What sort of protection does the law afford to people living together on a permanent basis, but not under a legally recognised marriage or civil union? In answering this, is it important first to note that South African law does not recognise the concept of a “common law marriage”. Therefore, the amount of time that two unmarried persons spend living together does not translate into a “default” or “common law marriage”. Courts have in certain cases recognised that reciprocal duties flow from such permanent relationships, but this is not a given in every case.

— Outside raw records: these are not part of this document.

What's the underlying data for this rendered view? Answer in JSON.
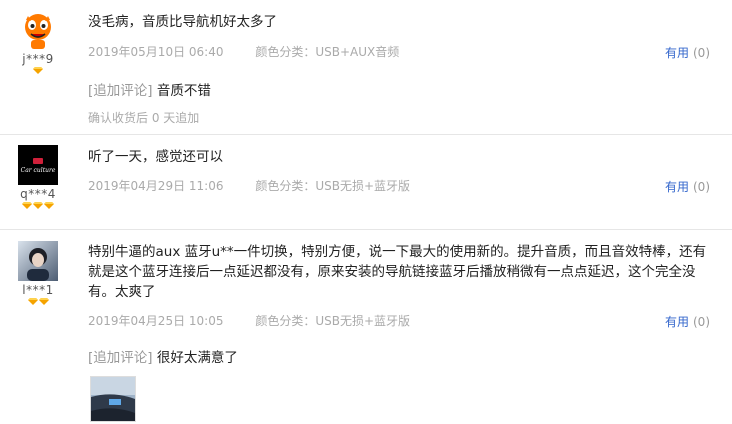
{
  "reviews": [
    {
      "user": "j***9",
      "text": "没毛病，音质比导航机好太多了",
      "date": "2019年05月10日 06:40",
      "spec": "颜色分类：USB+AUX音频",
      "useful_label": "有用",
      "useful_count": "(0)",
      "append_tag": "[追加评论]",
      "append_text": "音质不错",
      "append_time": "确认收货后 0 天追加",
      "level_icons": 1,
      "avatar_icon": "orange-mascot-avatar"
    },
    {
      "user": "q***4",
      "text": "听了一天，感觉还可以",
      "date": "2019年04月29日 11:06",
      "spec": "颜色分类：USB无损+蓝牙版",
      "useful_label": "有用",
      "useful_count": "(0)",
      "level_icons": 3,
      "avatar_icon": "car-culture-logo-avatar",
      "avatar_text": "Car culture"
    },
    {
      "user": "l***1",
      "text": "特别牛逼的aux 蓝牙u**一件切换，特别方便，说一下最大的使用新的。提升音质，而且音效特棒，还有就是这个蓝牙连接后一点延迟都没有，原来安装的导航链接蓝牙后播放稍微有一点点延迟，这个完全没有。太爽了",
      "date": "2019年04月25日 10:05",
      "spec": "颜色分类：USB无损+蓝牙版",
      "useful_label": "有用",
      "useful_count": "(0)",
      "append_tag": "[追加评论]",
      "append_text": "很好太满意了",
      "level_icons": 2,
      "avatar_icon": "photo-avatar",
      "photo_icon": "car-interior-photo-thumbnail"
    }
  ],
  "colors": {
    "link": "#3366cc",
    "meta": "#aaaaaa",
    "diamond": "#f5a300",
    "divider": "#e6e6e6"
  }
}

Because “common law marriage” is not legally recognised, unmarried persons who are cohabiting are not afforded the same protections that the law provides married persons. This means that there is no legal duty of support between unmarried cohabiting partners. Usually South African banks do not allow joint accounts for cohabitants. When one cohabitant dies without a valid will, the surviving cohabitant has no right to inherit under the Intestate Succession Act. What is more, a surviving cohabitant cannot rely on the provisions of the Maintenance of Surviving Spouses Act to receive maintenance on the death of their partner.
There are few protections for unmarried persons who are cohabiting. Unmarried cohabitants are therefore left in a very vulnerable position. When a permanent relationship comes to an end because of breakdown or death, it may leave one person in incredibly difficult circumstances.
If not common law marriage, then what? Domestic partnership agreements
If there is no legally recognised concept of “common law marriage” in South African law, and permanent relationships offer the cohabitants limited legal protection, is there anything that can be done to provide some layer of protection?
A way to ensure that there is some protection when the relationship ends (because of breakdown or death) is for the persons in the relationship to enter into a domestic partnership agreement. This is a contract that regulates the cohabitants’ affairs, for example regarding assets and maintenance. It can also include each party’s expectations regarding contributions to the joint household and matters regarding joint or individual ownership of various assets. The contract also affords an opportunity to iron out any issue that may arise in the future. The contract is enforceable between only the parties themselves. It does not affect the rights of third parties.
Domestic Partnership Bill
In 2008, the Domestic Partnership Bill was promulgated with the goal of dealing with matters relating to the above. To date, is has not become an act and is not law.